When I read Susannah Meadows’s article in last week’s New York Times Magazine, The Boy with a Thorn in His Joints, I was at a bit of a loss how to respond. The article is Meadows’s account of dealing with her son’s juvenile idiopathic arthritis, and describes how, wary of the side effects of the treatment recommended by two well-regarded pediatric rheumatologists, she put her son on an alternative-medicine regime instead. Meadows relates how, on a regimen of probiotics, sour Montmorency cherry juice, fish oil, and something called four-marvels powder, her son underwent a near total recovery.
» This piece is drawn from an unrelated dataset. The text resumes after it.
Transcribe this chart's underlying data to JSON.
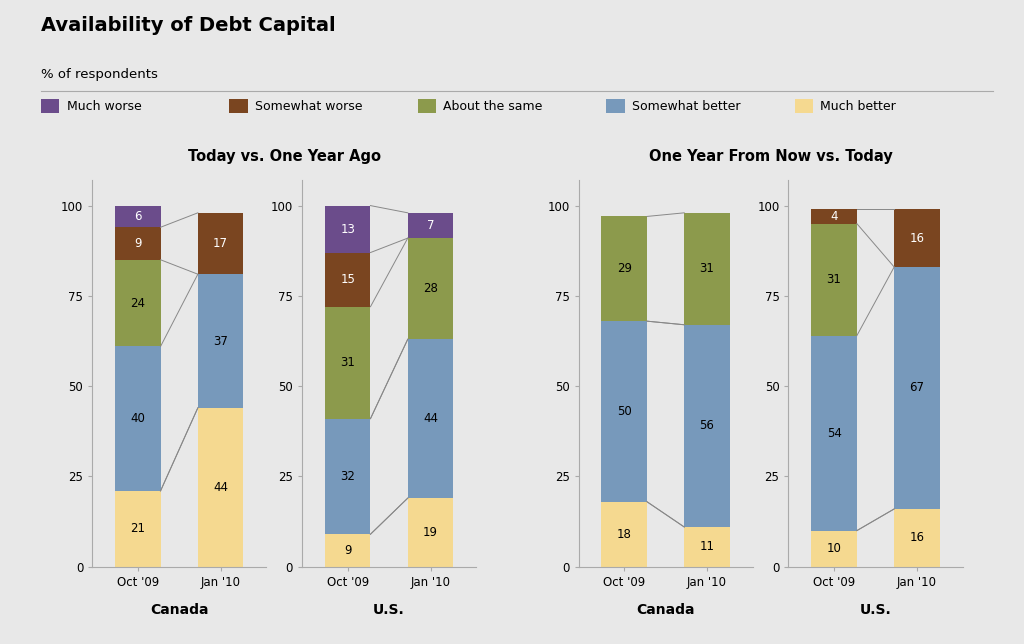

It should be noted, to her credit, that Meadows goes out of her way to acknowledge the anecdotal character of her experience. And, likewise to her credit, Meadows continued to work with her son’s doctors and take their concerns seriously throughout her son’s experiment with alternative medicine. But in spite of Meadows best journalistic instincts and her thorough reporting, her article perpetuates a dangerous misunderstanding. Throughout her article, Meadows makes an implicit distinction between pharmaceuticals and the substances (cherry juice, fish oil, four marvels powder) she was putting in her son’s body. But here’s the thing: the single most important distinction between the methotrexate her doctors recommended and the four marvels powder she chose to administer to her son is that the former has been proven safe and effective in “adequate and well-controlled investigations,” while the latter is essentially unregulated. The active ingredients in both substances are chemicals with hard-to-pronounce Latin names, the difference is just how much we know about these chemicals.
And that’s the point that Michelle M. Francl, a professor of chemistry at Bryn Mawr College, articulates far more eloquently and forcefully than I possibly could in her recent Slate article: Don’t Take Medical Advice From the New York Times Magazine: The dangerous chemophobia behind its popular story about childhood arthritis. Francl’s article is a must-read, and makes several extremely valuable points, but I particularly want to highlight just one of these. Susannah Meadows is an intelligent and experienced journalist, a wonderful commentator on politics and publishing, and clearly a mother whose love for her children is boundless. But she is not a doctor or a scientist, nor is she even a health or science reporter. Yet her anecdotal account of her own child’s illness is now probably the most widely disseminated article about treating juvenile arthritis ever, and it is one that perpetuates a basic and dangerous misunderstanding about the nature of medicine.